Of course, like in every conference, you have a lot of talks proposed on parallel tracks. You can pick the topics that are interesting for you and make your own program. Talks are a good way to discover a new trend, a new feature, a new tool…

The keynotes are also great. For me it is always a great source of inspiration. They are a way to discover new ideas or new approach. Sometime there is nothing new in the talk but the presentation and or the speaker make the difference. A keynote is good if I can think of the message days or months later.

I have tried to check is the investment (time, money - for you and / or your company) was justified or not. In my opinion it is all about what you have learned during those days. New tools or trends are important, but solving the real problems you have in your project is what will make a difference.

My experiment

This summer I have started to evaluate the web-IDE Orion to contribute something in the Eclipse Scout git repository using gerrit. I wasn’t very successful (see this forum thread: push a commit to gerrit). I decided to stop the experiment and not to invest much time in the evaluation. I never worked on this task again.

On Wednesday, when I was at the EclipseCon, it hit me: one or more attendants of the EclipseCon had probably the information I needed in order to push my commit to Gerrit. I started to ask around (IBM booth, staff of the eclipse foundation) and everybody told me I should speak to John Arthorne. I needed to find him and I started to ask around. To maximize my chances, I started to misuse the monitor at the eclipse scout booth during the evening (Club ECE).

Slide 1 Slide 2

We also used Twitter to broadcast the information.

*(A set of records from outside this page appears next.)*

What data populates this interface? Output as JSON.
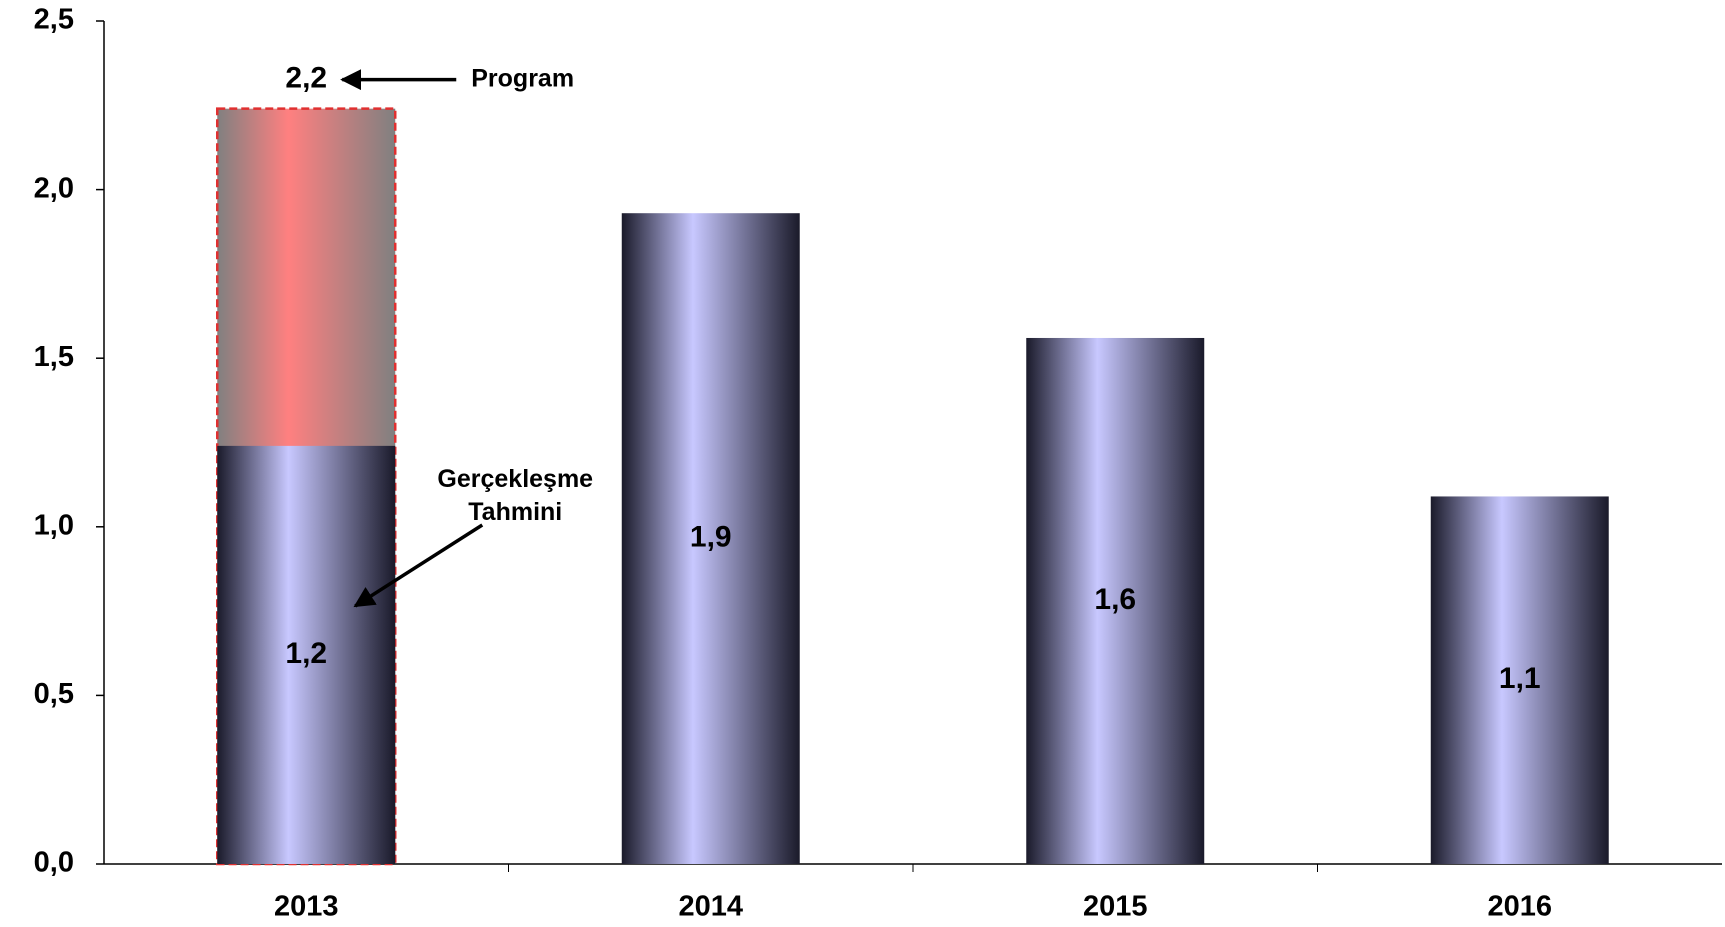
{
  "chart_data": {
    "type": "bar",
    "categories": [
      "2013",
      "2014",
      "2015",
      "2016"
    ],
    "series": [
      {
        "name": "Program",
        "color": "#ff8080",
        "values": [
          2.24,
          null,
          null,
          null
        ],
        "value_labels": [
          "2,2",
          null,
          null,
          null
        ]
      },
      {
        "name": "Gerçekleşme Tahmini",
        "color": "#c8c8ff",
        "values": [
          1.24,
          1.93,
          1.56,
          1.09
        ],
        "value_labels": [
          "1,2",
          "1,9",
          "1,6",
          "1,1"
        ]
      }
    ],
    "ylim": [
      0,
      2.5
    ],
    "yticks": [
      {
        "value": 0,
        "label": "0,0"
      },
      {
        "value": 0.5,
        "label": "0,5"
      },
      {
        "value": 1,
        "label": "1,0"
      },
      {
        "value": 1.5,
        "label": "1,5"
      },
      {
        "value": 2,
        "label": "2,0"
      },
      {
        "value": 2.5,
        "label": "2,5"
      }
    ],
    "grid": false
  }
}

Suddenly Olivier Prouvost told me: "Hey, John is right here". This is the EclipseCon magic!

John helped me with my problems and we managed to push my commit from Orion to Gerrit.

Published on twitter. Photo credit: Matthias Zimmermann

Photo on Twitter

Helping others

I think this mechanic is important and can justify for people to come to the EclipseCon. At the Eclipse Scout booth, we always welcome people coming with a laptop and their questions about our framework. We always manage to find the time to do some pair-programming at our booth. It is a kind of "1:1 training" for free.

If you plan to attend to an EclipseCon, you should prepare a list of questions or of problems you want to solve during the conference. Finding people is not complicated: attend to a talk on the topic, identify the speaker and talk to him later. Visit a booth. Start to ask around. Everybody will be happy to help you. You will discover what being part of the Eclipse community means.